There were no blocks, and Denning was able to go into his private network and use the Tor browser to access the site put together by the Midnight Men. The number he typed in was 2-0-8-1-1-2 and Ballard committed it to memory. He then added a numeric password which Ballard memorized as well.
“What’s the significance of the numbers?” she asked.
“Numbers assigned to letters,” Denning said. “A-1, B-2, and so on. Translates to T-H-A-L — ‘Teach Her a Lesson.’ But I didn’t find that out till later.”
He said it in a tone that suggested he would never have ventured onto the site if he’d known that’s what the numbers meant. He might have been able to convince himself of that but Ballard doubted anybody else would believe it.
“And I think the password is — ”
“ ‘Bitch.’ Yeah, I figured that one out.”

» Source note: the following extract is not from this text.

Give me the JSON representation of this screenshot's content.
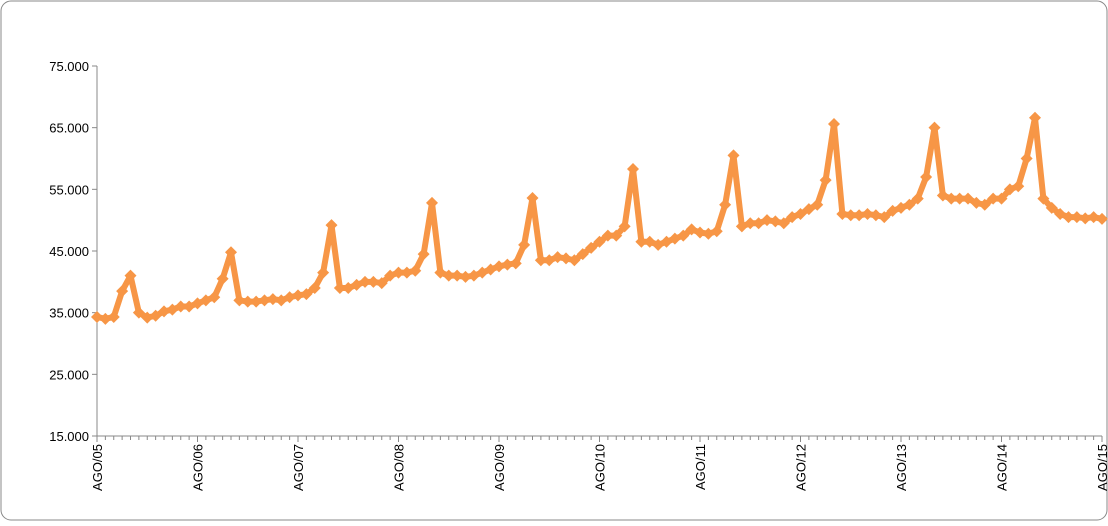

The site was a horror show. It contained dozens of photos and videos of women being raped and humiliated. The men committing the atrocities were never seen, though it was apparent it was the Midnight Men, because the actions matched the reports of the victims in the cases known to Ballard. But there were more than three victims on the site. Cases had apparently not been connected or victims had not reported them, probably out of fear of their attackers or the system they would be sucked into.
Each of the digital files was labeled with a name. When Ballard spotted a file named Cindy1, she told Denning to open it. She immediately recognized Cindy Carpenter, though blindfolded with tape, in a horrific still shot from her assault.

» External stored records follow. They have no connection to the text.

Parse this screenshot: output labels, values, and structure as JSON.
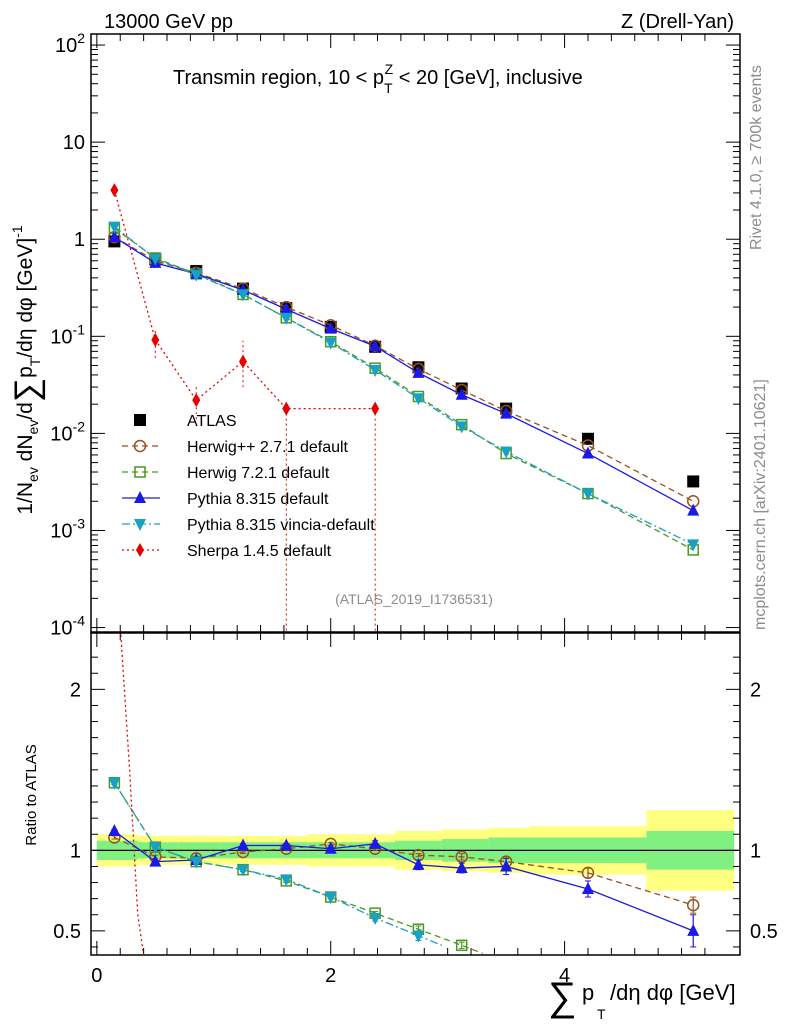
{
  "chart_data": [
    {
      "type": "scatter",
      "title": "Transmin region, 10 < p_T^Z < 20 [GeV], inclusive",
      "header_left": "13000 GeV pp",
      "header_right": "Z (Drell-Yan)",
      "analysis_id": "(ATLAS_2019_I1736531)",
      "ylabel": "1/N_ev dN_ev/d∑p_T/dη dφ [GeV]^-1",
      "yscale": "log",
      "ylim": [
        9e-05,
        130
      ],
      "xlim": [
        -0.05,
        5.5
      ],
      "y_ticks": [
        {
          "v": 100,
          "m": "10",
          "e": "2"
        },
        {
          "v": 10,
          "m": "10",
          "e": ""
        },
        {
          "v": 1,
          "m": "1",
          "e": ""
        },
        {
          "v": 0.1,
          "m": "10",
          "e": "-1"
        },
        {
          "v": 0.01,
          "m": "10",
          "e": "-2"
        },
        {
          "v": 0.001,
          "m": "10",
          "e": "-3"
        },
        {
          "v": 0.0001,
          "m": "10",
          "e": "-4"
        }
      ],
      "series": [
        {
          "name": "ATLAS",
          "color": "#000000",
          "marker": "square",
          "linestyle": "none",
          "x": [
            0.15,
            0.5,
            0.85,
            1.25,
            1.62,
            2.0,
            2.38,
            2.75,
            3.12,
            3.5,
            4.2,
            5.1
          ],
          "y": [
            0.95,
            0.62,
            0.47,
            0.31,
            0.195,
            0.125,
            0.078,
            0.048,
            0.029,
            0.018,
            0.0088,
            0.0032
          ]
        },
        {
          "name": "Herwig++ 2.7.1 default",
          "color": "#9b4f1a",
          "marker": "circle-open",
          "linestyle": "dashed",
          "x": [
            0.15,
            0.5,
            0.85,
            1.25,
            1.62,
            2.0,
            2.38,
            2.75,
            3.12,
            3.5,
            4.2,
            5.1
          ],
          "y": [
            1.05,
            0.6,
            0.45,
            0.31,
            0.2,
            0.13,
            0.08,
            0.046,
            0.028,
            0.017,
            0.0075,
            0.002
          ]
        },
        {
          "name": "Herwig 7.2.1 default",
          "color": "#4a9a1e",
          "marker": "square-open",
          "linestyle": "dashed",
          "x": [
            0.15,
            0.5,
            0.85,
            1.25,
            1.62,
            2.0,
            2.38,
            2.75,
            3.12,
            3.5,
            4.2,
            5.1
          ],
          "y": [
            1.3,
            0.64,
            0.44,
            0.27,
            0.155,
            0.088,
            0.047,
            0.024,
            0.0123,
            0.0062,
            0.0024,
            0.00063
          ]
        },
        {
          "name": "Pythia 8.315 default",
          "color": "#1a1ae6",
          "marker": "triangle-up",
          "linestyle": "solid",
          "x": [
            0.15,
            0.5,
            0.85,
            1.25,
            1.62,
            2.0,
            2.38,
            2.75,
            3.12,
            3.5,
            4.2,
            5.1
          ],
          "y": [
            1.05,
            0.57,
            0.44,
            0.3,
            0.19,
            0.12,
            0.079,
            0.042,
            0.025,
            0.016,
            0.0062,
            0.0016
          ]
        },
        {
          "name": "Pythia 8.315 vincia-default",
          "color": "#1aa0c4",
          "marker": "triangle-down",
          "linestyle": "dashdot",
          "x": [
            0.15,
            0.5,
            0.85,
            1.25,
            1.62,
            2.0,
            2.38,
            2.75,
            3.12,
            3.5,
            4.2,
            5.1
          ],
          "y": [
            1.35,
            0.63,
            0.43,
            0.27,
            0.155,
            0.086,
            0.045,
            0.023,
            0.0118,
            0.0065,
            0.0024,
            0.00072
          ]
        },
        {
          "name": "Sherpa 1.4.5 default",
          "color": "#e60000",
          "marker": "diamond",
          "linestyle": "dotted",
          "x": [
            0.15,
            0.5,
            0.85,
            1.25,
            1.62,
            2.38
          ],
          "y": [
            3.2,
            0.092,
            0.022,
            0.055,
            0.018,
            0.018
          ]
        }
      ],
      "legend_position": "center-left"
    },
    {
      "type": "scatter",
      "title": "Ratio to ATLAS",
      "ylabel": "Ratio to ATLAS",
      "xlabel": "∑p_T/dη dφ [GeV]",
      "ylim": [
        0.35,
        2.35
      ],
      "xlim": [
        -0.05,
        5.5
      ],
      "x_ticks": [
        0,
        2,
        4
      ],
      "y_ticks": [
        0.5,
        1,
        2
      ],
      "band_edges": [
        0,
        0.35,
        0.7,
        1.05,
        1.45,
        1.8,
        2.2,
        2.55,
        2.95,
        3.35,
        3.7,
        4.7,
        5.45
      ],
      "band_inner": [
        0.06,
        0.05,
        0.05,
        0.05,
        0.05,
        0.05,
        0.05,
        0.06,
        0.07,
        0.08,
        0.08,
        0.12
      ],
      "band_outer": [
        0.1,
        0.09,
        0.09,
        0.09,
        0.09,
        0.1,
        0.1,
        0.12,
        0.13,
        0.14,
        0.15,
        0.25
      ],
      "series": [
        {
          "name": "Herwig++ 2.7.1 default",
          "color": "#9b4f1a",
          "marker": "circle-open",
          "linestyle": "dashed",
          "x": [
            0.15,
            0.5,
            0.85,
            1.25,
            1.62,
            2.0,
            2.38,
            2.75,
            3.12,
            3.5,
            4.2,
            5.1
          ],
          "y": [
            1.08,
            0.96,
            0.95,
            0.99,
            1.01,
            1.04,
            1.01,
            0.97,
            0.96,
            0.93,
            0.86,
            0.66
          ],
          "err": [
            0.01,
            0.01,
            0.01,
            0.01,
            0.01,
            0.01,
            0.01,
            0.01,
            0.02,
            0.03,
            0.03,
            0.05
          ]
        },
        {
          "name": "Herwig 7.2.1 default",
          "color": "#4a9a1e",
          "marker": "square-open",
          "linestyle": "dashed",
          "x": [
            0.15,
            0.5,
            0.85,
            1.25,
            1.62,
            2.0,
            2.38,
            2.75,
            3.12,
            3.3
          ],
          "y": [
            1.42,
            1.02,
            0.93,
            0.88,
            0.81,
            0.71,
            0.61,
            0.51,
            0.41,
            0.36
          ],
          "err": [
            0.01,
            0.01,
            0.01,
            0.01,
            0.01,
            0.01,
            0.01,
            0.02,
            0.02,
            0.0
          ]
        },
        {
          "name": "Pythia 8.315 default",
          "color": "#1a1ae6",
          "marker": "triangle-up",
          "linestyle": "solid",
          "x": [
            0.15,
            0.5,
            0.85,
            1.25,
            1.62,
            2.0,
            2.38,
            2.75,
            3.12,
            3.5,
            4.2,
            5.1
          ],
          "y": [
            1.12,
            0.93,
            0.94,
            1.03,
            1.03,
            1.01,
            1.04,
            0.91,
            0.89,
            0.9,
            0.76,
            0.5
          ],
          "err": [
            0.01,
            0.01,
            0.01,
            0.01,
            0.01,
            0.01,
            0.02,
            0.03,
            0.03,
            0.05,
            0.05,
            0.1
          ]
        },
        {
          "name": "Pythia 8.315 vincia-default",
          "color": "#1aa0c4",
          "marker": "triangle-down",
          "linestyle": "dashdot",
          "x": [
            0.15,
            0.5,
            0.85,
            1.25,
            1.62,
            2.0,
            2.38,
            2.75,
            2.95
          ],
          "y": [
            1.42,
            1.02,
            0.93,
            0.88,
            0.82,
            0.71,
            0.58,
            0.47,
            0.41
          ],
          "err": [
            0.01,
            0.01,
            0.01,
            0.01,
            0.01,
            0.01,
            0.02,
            0.03,
            0.0
          ]
        },
        {
          "name": "Sherpa 1.4.5 default",
          "color": "#e60000",
          "marker": "none",
          "linestyle": "dotted",
          "x": [
            0.2,
            0.28,
            0.35,
            0.4
          ],
          "y": [
            2.4,
            1.5,
            0.6,
            0.35
          ],
          "err": [
            0,
            0,
            0,
            0
          ]
        }
      ]
    }
  ],
  "watermark_right": "Rivet 4.1.0, ≥ 700k events",
  "watermark_site": "mcplots.cern.ch [arXiv:2401.10621]"
}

“All right, enough,” she said.
When Denning was slow to kill the screen, Bosch reached over
and slammed the computer shut, Denning yanking his fingers away at the last moment.

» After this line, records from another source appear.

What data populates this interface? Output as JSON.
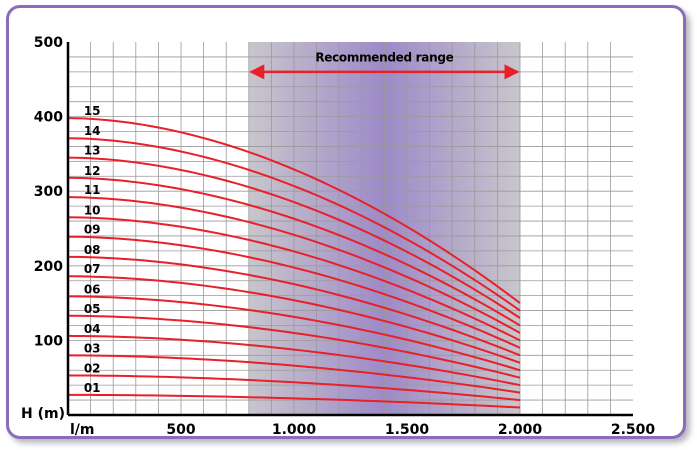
{
  "chart_data": {
    "type": "line",
    "title": "",
    "xlabel": "l/m",
    "ylabel": "H (m)",
    "xlim": [
      0,
      2500
    ],
    "ylim": [
      0,
      500
    ],
    "x_ticks": [
      500,
      1000,
      1500,
      2000,
      2500
    ],
    "x_tick_labels": [
      "500",
      "1.000",
      "1.500",
      "2.000",
      "2.500"
    ],
    "y_ticks": [
      100,
      200,
      300,
      400,
      500
    ],
    "y_tick_labels": [
      "100",
      "200",
      "300",
      "400",
      "500"
    ],
    "grid": true,
    "line_color": "#e8202a",
    "recommended_range": {
      "label": "Recommended range",
      "x_start": 800,
      "x_end": 2000
    },
    "curve_x_range": [
      0,
      2000
    ],
    "series": [
      {
        "name": "01",
        "start_head": 27,
        "end_head": 10
      },
      {
        "name": "02",
        "start_head": 53,
        "end_head": 20
      },
      {
        "name": "03",
        "start_head": 80,
        "end_head": 30
      },
      {
        "name": "04",
        "start_head": 106,
        "end_head": 40
      },
      {
        "name": "05",
        "start_head": 133,
        "end_head": 50
      },
      {
        "name": "06",
        "start_head": 159,
        "end_head": 60
      },
      {
        "name": "07",
        "start_head": 186,
        "end_head": 70
      },
      {
        "name": "08",
        "start_head": 212,
        "end_head": 80
      },
      {
        "name": "09",
        "start_head": 239,
        "end_head": 90
      },
      {
        "name": "10",
        "start_head": 265,
        "end_head": 100
      },
      {
        "name": "11",
        "start_head": 292,
        "end_head": 110
      },
      {
        "name": "12",
        "start_head": 318,
        "end_head": 120
      },
      {
        "name": "13",
        "start_head": 345,
        "end_head": 130
      },
      {
        "name": "14",
        "start_head": 371,
        "end_head": 140
      },
      {
        "name": "15",
        "start_head": 398,
        "end_head": 150
      }
    ]
  }
}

“Jesus Christ!” he shrieked.
“Get back on the couch,” Bosch ordered.
Denning complied, holding his hands up like he wanted no trouble.
Ballard had to compose herself for a moment. She wanted to get away from this room and this man, but she managed to get her last questions out.
“What did they want?” she asked.
“What do you mean?” Denning asked.
“Did they want money to do this? Did you pay them?”
“No, they didn’t want anything. They liked doing it, I guess. You know, they hated all women. There are people like that.”
He said it in a way designed to convey that he was different from them. He hated a woman to the point that he would sic two rapists on her. But he didn’t hate all women, like they did.
It made Ballard feel all the more repulsed. She needed to go. She looked at Bosch and nodded. They now knew all they needed to know.
“Let’s go,” Bosch said.
He and Ballard stood up. Denning looked up at them from the couch.
“That’s it?” he asked.
“That’s it,” Ballard said.
Bosch picked the laptop up off the desk and tossed it, more at Denning than to him.
“Easy,” Denning protested.
He carefully slid it back into the cushioned compartment of his backpack and stood up.
“We’re going to get my car now, right?”
“You can walk,” Ballard said. “I don’t want to be anywhere near you.”